* Docs coming together

2025-12-01 07:16:12 +03:00 · 2014-08-29 01:59:23 +02:00 · 2014-08-29 01:59:23 +02:00 · 45a22d6b2c
commit 45a22d6b2c
parent c282e6d5fb
5 changed files with 47 additions and 25 deletions
--- a/docs/index.rst
+++ b/docs/index.rst
@ -9,10 +9,14 @@ spaCy NLP Tokenizer and Lexicon
 .. toctree::
    :maxdepth: 3
    
-    guide/overview
-    guide/install
+    guide/overview.rst
+    guide/install.rst
+
    api/index.rst

+    modules/index.rst
+    
+
 Source (GitHub)
 ----------------

--- a/spacy/en.pxd
+++ b/spacy/en.pxd
@ -4,4 +4,4 @@ cimport cython


 cdef class English(Language):
-    cpdef int _split_one(self, unicode word)
+    cdef int _split_one(self, unicode word)
--- a/spacy/en.pyx
+++ b/spacy/en.pyx
@ -5,22 +5,21 @@ scheme in several important respects:

 * Whitespace is added as tokens, except for single spaces. e.g.,

-    >>> [w.string for w in tokenize(u'\\nHello  \\tThere')]
+    >>> [w.string for w in EN.tokenize(u'\\nHello  \\tThere')]
    [u'\\n', u'Hello', u' ', u'\\t', u'There']
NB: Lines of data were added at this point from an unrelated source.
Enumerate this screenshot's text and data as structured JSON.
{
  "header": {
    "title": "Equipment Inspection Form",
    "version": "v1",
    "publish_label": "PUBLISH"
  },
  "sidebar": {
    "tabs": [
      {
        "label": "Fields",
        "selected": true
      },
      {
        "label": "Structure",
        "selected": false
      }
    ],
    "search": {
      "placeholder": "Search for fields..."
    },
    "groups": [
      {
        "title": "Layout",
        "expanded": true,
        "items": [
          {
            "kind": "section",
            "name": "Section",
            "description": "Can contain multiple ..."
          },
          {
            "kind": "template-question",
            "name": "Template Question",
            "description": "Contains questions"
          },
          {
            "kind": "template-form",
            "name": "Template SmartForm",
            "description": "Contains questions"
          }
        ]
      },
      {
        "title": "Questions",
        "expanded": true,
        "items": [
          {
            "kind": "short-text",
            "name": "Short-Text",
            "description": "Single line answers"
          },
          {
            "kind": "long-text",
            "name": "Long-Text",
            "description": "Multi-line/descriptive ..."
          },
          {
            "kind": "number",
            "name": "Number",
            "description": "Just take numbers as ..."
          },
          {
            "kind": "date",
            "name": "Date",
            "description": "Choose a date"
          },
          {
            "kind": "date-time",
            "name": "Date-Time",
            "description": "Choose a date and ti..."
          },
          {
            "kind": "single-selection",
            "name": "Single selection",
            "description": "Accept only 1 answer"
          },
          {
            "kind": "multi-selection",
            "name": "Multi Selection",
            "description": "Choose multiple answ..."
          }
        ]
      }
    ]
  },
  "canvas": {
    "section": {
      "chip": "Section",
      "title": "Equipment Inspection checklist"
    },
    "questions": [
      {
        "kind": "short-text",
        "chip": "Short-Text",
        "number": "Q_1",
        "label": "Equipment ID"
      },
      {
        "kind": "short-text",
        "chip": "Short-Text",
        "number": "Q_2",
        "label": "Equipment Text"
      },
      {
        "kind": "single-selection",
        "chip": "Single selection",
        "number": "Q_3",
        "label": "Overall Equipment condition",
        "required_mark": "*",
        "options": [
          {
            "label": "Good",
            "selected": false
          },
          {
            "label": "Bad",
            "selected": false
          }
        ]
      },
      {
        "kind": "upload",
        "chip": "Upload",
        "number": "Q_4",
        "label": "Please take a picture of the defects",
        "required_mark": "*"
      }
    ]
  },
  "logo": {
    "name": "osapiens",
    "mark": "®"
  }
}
 * Contractions are normalized, e.g.

-    >>> [w.string for w in u"isn't ain't won't he's")]
+    >>> [w.string for w in EN.tokenize(u"isn't ain't won't he's")]
    [u'is', u'not', u'are', u'not', u'will', u'not', u'he', u"__s"]
  
 * Hyphenated words are split, with the hyphen preserved, e.g.:
    
-    >>> [w.string for w in tokenize(u'New York-based')]
+    >>> [w.string for w in EN.tokenize(u'New York-based')]
    [u'New', u'York', u'-', u'based']

 Other improvements:

-* Full unicode support
 * Email addresses, URLs, European-formatted dates and other numeric entities not
  found in the PTB are tokenized correctly
 * Heuristic handling of word-final periods (PTB expects sentence boundary detection
@ -81,6 +80,13 @@ CAN_PRT = NR_FLAGS; NR_FLAGS += 1


 cdef class English(Language):
+    """English tokenizer, tightly coupled to lexicon.
+
+    Attributes:
+        name (unicode): The two letter code used by Wikipedia for the language.
+        lexicon (Lexicon): The lexicon. Exposes the lookup method.
+    """
+
    def __cinit__(self, name):
        flag_funcs = [0 for _ in range(NR_FLAGS)]
        
@ -110,7 +116,7 @@ cdef class English(Language):
        
        Language.__init__(self, name, flag_funcs)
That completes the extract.